Legasthenie Krankenkasse

Dyslexia Krankenkasse

Es wurde vermutet, dass Saskia vielleicht Legastheniker ist, wollte aber abwarten. Die Legasthenie wird von den gesetzlichen Krankenkassen, wie bereits erwähnt, nicht als Krankheit anerkannt. Trainingstherapie ist nicht verschreibbar. Häufig wird diese Fragestellung von Trainingsteilnehmern gestellt: Bezahlt die Krankenkasse die Lehrtherapie?

Manchmal führen die berufliche Nachbarschaft zwischen Ergo-, Sprach- und Bewegungstherapie dazu, dass Heilmittelanbieter grundsätzlich mit ihren Patientinnen und Patientinnen in der Bewegungstherapie zusammenarbeiten oder im Grenzgebiet der Bewegungstherapie aktiv sind, aber ihre Leistungen als Ergo-, Sprach- oder Krankengymnastik an die Krankenkasse ausstellen. In diesem Blogbeitrag können Sie nachlesen, warum die Krankenversicherungen die Lernmethode nicht finanzieren und welche Zahler dafür in Betracht kommen.

Der " Lese- und Rechtschreibfehler ", der " vereinzelte Rechtschreibfehler " und der " arithmetische Fehler " sind im Diagnosenhandbuch ICD-10 (International Statistical Classification of Diseases and Related Health Problems) aufgeführt und gelten daher als amtlich-ärztliche Diagnose. Gleichwohl wird die Behandlung von Lese- und Rechtschreibschwächen und anderen vereinzelten Lernschwächen (z.B. Dyskalkulie) als nicht verschreibbares Mittel nach den geltenden Heilmittelrichtlinien angesehen (siehe S. 35 dieses PDF: https://www.g-ba.de/downloads/62-492-1484/HeilM-RL_2017-05-19_bf.pdf).

LRS, Dyskalkulie und Lernschwierigkeiten dürfen daher nicht den Kassen in Rechnung gestellt werden. Jeder, der dennoch für die rezeptpflichtige Lernerfahrung Gebühren erhebt, könnte an den Gebühren festhalten oder einen Bericht über Abrechnungsbetrug einholen.
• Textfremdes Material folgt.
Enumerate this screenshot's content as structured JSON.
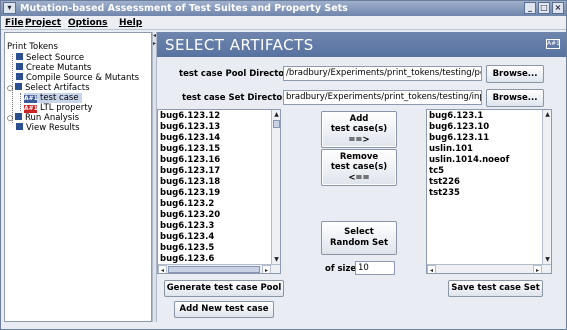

Sogar Psychotherapeutinnen und -therapeuten, die in einer von der Krankenkasse unterstützten psychotherapeutischen Therapie bei Kindern oder Jugendlichen mit Teilleistungsstörungen leben, dürfen diese Behandlungszeit nicht für Lese-, Rechtschreib- oder Rechenübungen aufwenden.

Stellt sich jedoch heraus, dass ein kindliches oder jugendliches Wesen an einer schwerwiegenden Lernschwäche erkrankt ist, von geistiger Beeinträchtigung und sozialer Isolierung bedroht ist oder diese bereits aufgetreten sind, kann die Lernschule auf Verlangen der Erziehungsberechtigten eine Finanzierung durch das Jugendfürsorgeamt vornehmen ( 35a SGB VIII - "Integrationshilfe für geistig zurückgebliebene minderjährige und junge Menschen"). Je nach Land und Jugendämter ist der Weg von der Bewerbung bis zur ersten vom Jugendämter finanzierten Lerntherapie-Stunde sehr verschieden, da der rechtliche Rahmenbedingungen einen Ermessensspielraum zulassen.

In der Regel ist die Lehrtherapie eine private Dienstleistung, die den Erziehungsberechtigten analog zum Privatunterricht in Rechnung stellt. Einige Erziehungsberechtigte verzichteten auf einen Asylantrag beim Jugendämter und ziehen es vor, sich selbst zu bezahlen, da ein Asylantrag mit der Bekanntgabe der Lebenssituation zusammenhängt und die Erstellung einer Datei über das Kleinkind und seine Familienangehörigen beim Jugendämter beinhaltet.

Lerntherapeutinnen und Lerntherapeutinnen, die mit dem Jugendämter zusammenarbeiten, müssen mehr Zeit für das Schreiben von Unterstützungsplänen und Gutachten sowie die Beteiligung an Roundtables vorsehen als es in der privaten Lernerziehung der Fall ist. Unter gewissen Bedingungen können die Erziehungsberechtigten die Kosten für die Lernmedizin von ihren Steuern als außerordentliche Last abziehen.